The big question is if I would switch Sling to use Webpack. The config is done, it works, so why not? On the other hand it would be great to have a build system that the entire team would understand. With that in mind I immediately dived into my fourth experiment: replacing Webpack with Browserify.
The code for this version can be found in my angularjs-webpack branch.
Browserify
Because of the complexity of the Webpack config I really wanted to replace it with Browserify and see what that would be like. You view find the result in the angularjs-browserify branch. I can only describe this process as yak shaving or falling down the rabbit hole.
- I started with using NPM scripts simply executing Browserify: take an input file, write it somewhere else.
- Rebuilds were very slow though, so then I looked into Watchify. This works a lot better, so now I had 2 run scripts, one for building a bundle for production and one that kept watching for changes.
- Using a CSS transform for Browserify worked fine so I could import CSS and have it rebuild on changes (via Watchify) too. However, I could not figure out how to extract the CSS into its own external stylesheet, so I decided to no longer import the CSS file in my JS controllers, but instead simply use Less and have that build a single external CSS file.
- Less doesn’t a have watch mode so I had to use more packages and another NPM script to watch for changes, build the CSS, and in production minify as well.
- Then I started thinking about auto reloading the browser on file changes as well as how to create the JS and CSS bundles with unique filenames (with a hash or package.json version or something to bust the browser cache) and it all became a bit too much to figure out. All of this stuff that simply worked with my Webpack config were now all separate pieces that had to work together and I couldn’t figure out how to get it working (at least not within one weekend) so I gave up on the idea of not using Gulp.
So, now I’ve introduced Gulp to the mix. Watching JS and Less, using Browserify and Watchify, starting a web server that reloads the browser on changes, building production bundles with unique hashed names.. I got it all working! But instead of a 144 line Webpack config file and 22 packages (including Angular, ESLint, Bootstrap etc) I now have a 141 line gulpfile and 36 packages. And I’m still not requiring CSS from my JavaScript code.
And is this gulpfile easier to understand for my team than the Webpack config? I seriously doubt it. We’re depending on more packages, so that means more chance of things to go wrong in the future as well.
Conclusions
As far as Angular 1.x is concerned I already knew that it wasn’t a contender in my “find my next library or framework” search. I still like it a lot, but I think switching to Angular 2 or something completely different simply makes a lot more sense.

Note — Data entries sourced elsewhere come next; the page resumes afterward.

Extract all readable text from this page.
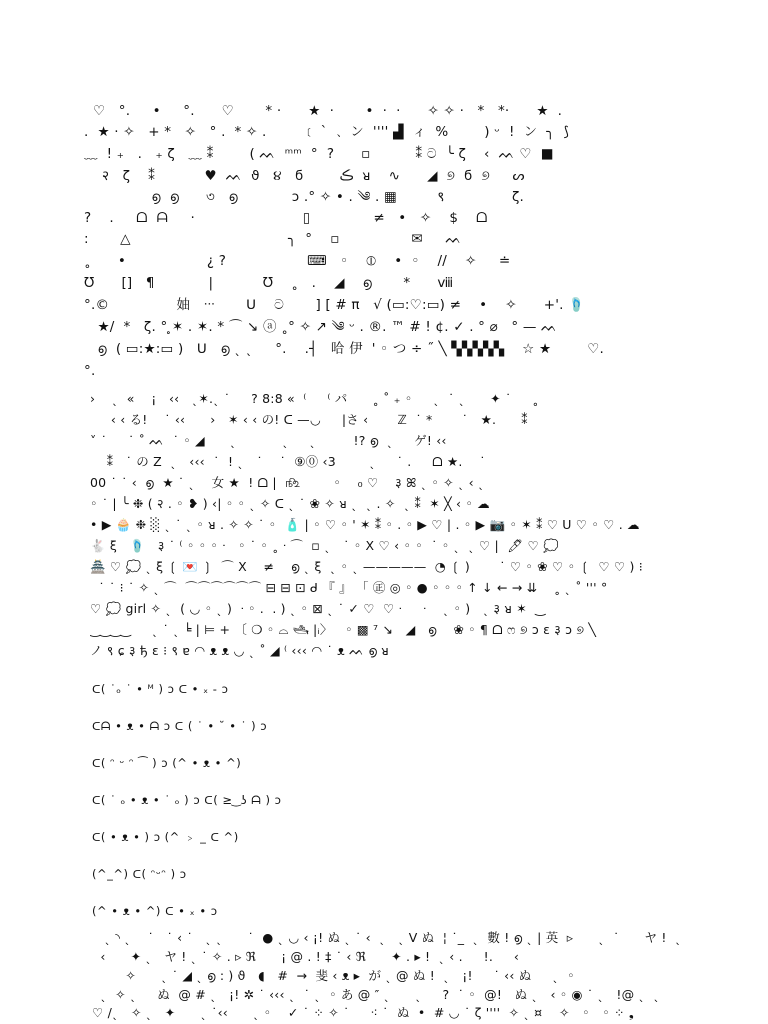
♡   °.     •     °.      ♡       * ·      ★  ·       •  ·  ·      ✧ ✧ ·   *   *·      ★  .
.  ★ · ✧   + *   ✧   ° .  * ✧ .        ﹝ ` ﹑ ン  '''' ▟  ィ  %        ) ᵕ  !  ン  ╮  ⟆
﹏  ! ₊   .   ₊ ζ   ﹏ ⁑        ( ᨓ  ᵐᵐ  °  ?      ▫          ⁑ ට  ╰ ζ    ‹  ᨓ ♡  ■
२   ζ    ⁑           ♥  ᨓ  ϑ   ૪   ϭ        ڪ  ᴚ    ∿      ◢  ୭  ϭ  ୭     ᔕ
൭  ൭      ৩   ൭            ɔ .° ✧ • . ༄ . ▦         ९               ζ.
?    .     ᗝ  ᗩ     ·                        ▯              ≠   •   ✧    $    ᗝ
:       △                                   ╮  °    ▫                ✉     ᨓ
˳      •                  ¿ ?                  ⌨   ◦    ⦶    •  ◦    //    ✧     ≐
Ʊ      []   ¶            |           Ʊ    ˳   .    ◢    ൭       *      ⅷ
°.©               妯   ᐧᐧᐧ       ᑌ    ට       ] [ # π   √ (▭:♡:▭) ≠    •    ✧      +'. 🩴
★/  *   ζ. ° ̥✶ . ✶. * ⌒ ↘ ⓐ ˳° ✧ ↗ ༄ ᵕ . ®. ™ # ! ¢. ✓ . ° ⌀   ° — ᨓ
൭  ( ▭:★:▭ )   ᑌ   ൭ ˎ ˎ     °.    .┤   哈 伊  ' ◦ つ ÷ ˝ ╲ ▚▚▚▚▚    ☆ ★        ♡.
°.
›    ˎ  «    ¡   ‹‹   ˎ✶.ˎ ˙     ? 8:8 «  ⁽     ⁽ パ      ˳ ˚ ₊ ◦     ˎ  ˙ ˎ      ✦ ˙     ˳
‹ ‹ る!    ˙ ‹‹      ›   ✶ ‹ ‹ の! ᑕ —◡     |さ ‹       ℤ  ˙ *       ˙   ★.      ⁑
˅ ˙     ˙ ˚ ᨓ  ˙ ◦ ◢      ˎ           ˎ     ˎ         !? ൭  ˎ     ゲ! ‹‹
⁑   ˙ の Z  ˎ   ‹‹‹  ˙  ! ˎ   ˙    ˙  ⑨⓪ ‹3        ˎ     ˙ .     ᗝ ★.    ˙
00 ˙ ˙ ‹  ൭  ★ ˙ ˎ    女 ★  ! ᗝ |  ௺        ◦    ₀ ♡    ३ ꕤ ˎ ◦ ✧ ˎ ‹ ˎ
◦ ˙ | ╰ ❉ ( २ . ◦ ❥ ) ‹| ◦ ◦ ˎ ✧ ᑕ ˎ ˙ ❀ ✧ ᴚ ˎ  ˎ . ✧  ˎ ⁑  ✶ ╳ ‹ ◦ ☁
• ▶ 🧁 ❉ ░ ˎ ˙ ˎ ◦ ᴚ . ✧ ✧ ˙ ◦  🧴 | ◦ ♡ ◦ ' ✶ ⁑ ◦ . ◦ ▶ ♡ | . ◦ ▶ 📷 ◦ ✶ ⁑ ♡ ᑌ ♡ ◦ ♡ . ☁
🐇 ξ   🩴   ३ ˙ ⁽ ◦ ◦ ◦ ᐧ   ◦ ˙ ◦ ˳ ᐧ ⌒  ▫ ˎ   ˙ ◦ X ♡ ‹ ◦ ◦  ˙ ◦ ˎ  ˎ ♡ |  🖊 ♡ 💭
🏯 ♡ 💭 ˎ ξ ❲ 💌 ❳  ⌒ X    ≠    ൭ ˎ ξ  ˎ ◦ ˎ —————  ◔ ❲ )       ˙ ♡ ◦ ❀ ♡ ◦ ❲  ♡ ♡ ) ⁝
˙ ˙ ⁝ ˙ ✧ ˎ ⌒  ⌒⌒⌒⌒⌒⌒ ⊟ ⊟ ⊡ ᑯ 『 』 「 ㊣ ◎ ◦ ● ◦ ◦ ◦ ↑ ↓ ← → ⇊    ˳ ˎ ˚ ''' °
♡ 💭 girl ✧ ˎ  ( ◡ ◦ ˎ )  ᐧ ◦ .  . ) ˎ ◦ ⊠ ˎ ˙ ✓ ♡  ♡ ᐧ     ᐧ    ˎ ◦ )   ˎ ३ ᴚ ✶  ‿
‿‿‿‿     ˎ ˙ ˎ ╘ | ⊨ + 〔 ❍ ◦ ⌓ 🛥 |ᵢ〉   ◦ ▩ ⁷ ↘   ◢   ൭    ❀ ◦ ¶ ᗝ ෆ ୭ ɔ ɛ ३ ɔ ୭ ╲
ノ ९ ɕ ३ ђ ɛ ⁝ ९ ɐ ◠ ᴥ ᴥ ◡ ˎ ˚ ◢ ⁽ ‹‹‹ ◠ ˙ ᴥ ᨓ ൭ ᴚ
ᑕ( ˙ₒ ˙ • ᴹ ) ɔ ᑕ • ₓ - ɔ
ᑕᗩ • ᴥ • ᗩ ɔ ᑕ ( ˙ • ˘ • ˙ ) ɔ
ᑕ( ᵔ ᵕ ᵔ ⁀ ) ɔ (^ • ᴥ • ^)
ᑕ( ˙ ₒ • ᴥ • ˙ ₒ ) ɔ ᑕ( ≥ ͜ ʖ ᗩ ) ɔ
ᑕ( • ᴥ • ) ɔ (^ ﹥ _ ᑕ ^)
(^_^) ᑕ( ᵔᵕᵔ ) ɔ
(^ • ᴥ • ^) ᑕ • ₓ • ɔ
ˎ ◝ ˎ    ˙   ˙ ‹ ˙   ˎ ˎ      ˙  ● ˎ ◡ ‹ ¡! ぬ ˎ ˙ ‹  ˎ   ˎ V ぬ  ¦ ˙_  ˎ  數 ! ൭ ˎ | 英  ▹      ˎ  ˙      ヤ !  ˎ
‹      ✦ ˎ   ヤ ! ˎ ˙ ✧ . ▹ ℜ      ¡ @ . ! ‡ ˙ ‹ ℜ      ✦ . ▸ !  ˎ ‹ .     !.     ‹
✧      ˎ ˙ ◢ ˎ ൭ : ) ϑ   ◖   #  →  斐 ‹ ᴥ ▸  が ˎ @ ぬ !  ˎ   ¡!     ˙ ‹‹ ぬ     ˎ  ◦
ˎ  ✧ ˎ     ぬ  @ # ˎ   ¡! ✲ ˙ ‹‹‹ ˎ  ˙ ˎ  ◦ あ @ ″ ˎ      ˎ     ?  ˙ ◦  @!   ぬ ˎ   ‹ ◦ ◉ ˙ ˎ   !@ ˎ  ˎ
♡ /ˎ   ✧ ˎ   ✦      ˎ ˙‹‹      ˎ ◦    ✓ ˙ ⁘ ✧ ˙     ⁖ ˙  ぬ  •  # ◡ ˙ ζ ''''  ✧ ˎ ¤    ✧   ◦   ◦ ⁘ ❟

That brings us to Webpack versus Browserify. Of course it’s only a very simple project that I was testing with, I don’t really know how Webpack’ll hold up as soon as you introduce non-CommonJS dependancies (from Bower) for example, whereas I know that Browserify has a debowerify transform. Note to self: I should really look into this!

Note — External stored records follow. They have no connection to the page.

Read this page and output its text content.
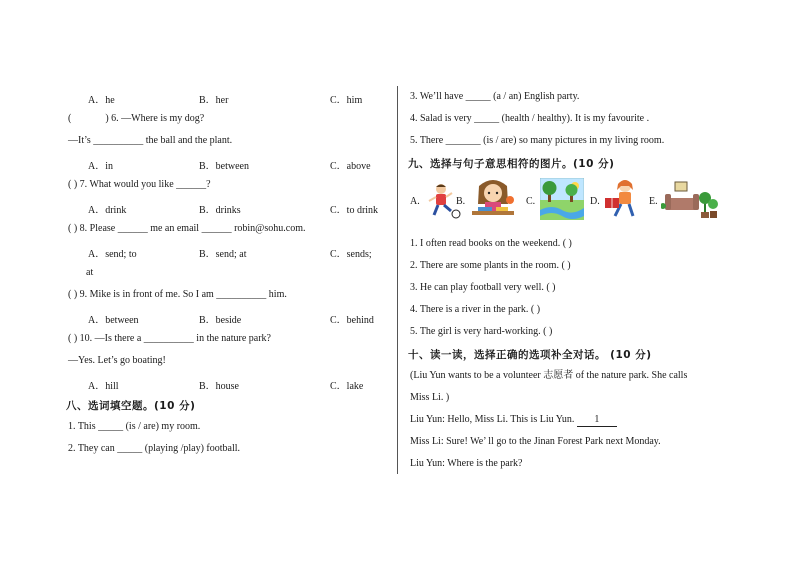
A．he	B．her	C．him
(	) 6. —Where is my dog?
—It’s __________ the ball and the plant.
A．in	B．between	C．above
( ) 7. What would you like ______?
A．drink	B．drinks	C．to drink
( ) 8. Please ______ me an email ______ robin@sohu.com.
A．send; to	B．send; at	C．sends;
at
( ) 9. Mike is in front of me. So I am __________ him.
A．between	B．beside	C．behind
( ) 10. —Is there a __________ in the nature park?
—Yes. Let’s go boating!
A．hill	B．house	C．lake
八、选词填空题。(10 分)
1. This _____ (is / are) my room.
2. They can _____ (playing /play) football.
3. We’ll have _____ (a / an) English party.
4. Salad is very _____ (health / healthy). It is my favourite .
5. There _______ (is / are) so many pictures in my living room.
九、选择与句子意思相符的图片。(10 分)
A.	B.	C.	D.	E.
1. I often read books on the weekend. ( )
2. There are some plants in the room. ( )
3. He can play football very well. ( )
4. There is a river in the park. ( )
5. The girl is very hard-working. ( )
十、读一读，选择正确的选项补全对话。 (10 分)
(Liu Yun wants to be a volunteer 志愿者 of the nature park. She calls
Miss Li. )
Liu Yun: Hello, Miss Li. This is Liu Yun. 1
Miss Li: Sure! We’ ll go to the Jinan Forest Park next Monday.
Liu Yun: Where is the park?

But for me I really like that Webpack, once configured, works beautifully with less dependancies and offering more features to boot. I think it’s where the community is moving to as well, with good reason. I just wish their documentation was better so I would feel safer about introducing this to the rest of the team. I’m definiltey going to introduce it though, I think everyone will get pretty excited about using proper modules and ES6 (and won’t even care if it’s powered by Webpack or Browserify and Gulp anyway 😀)!
Up next
I really want to look into unit testing. If I stick with Webpack, which seems very likely, how does that work with testing? And I should also look into using Bower packages, since there is a TON of good stuff not on NPM, especially for the Angular ecosystem.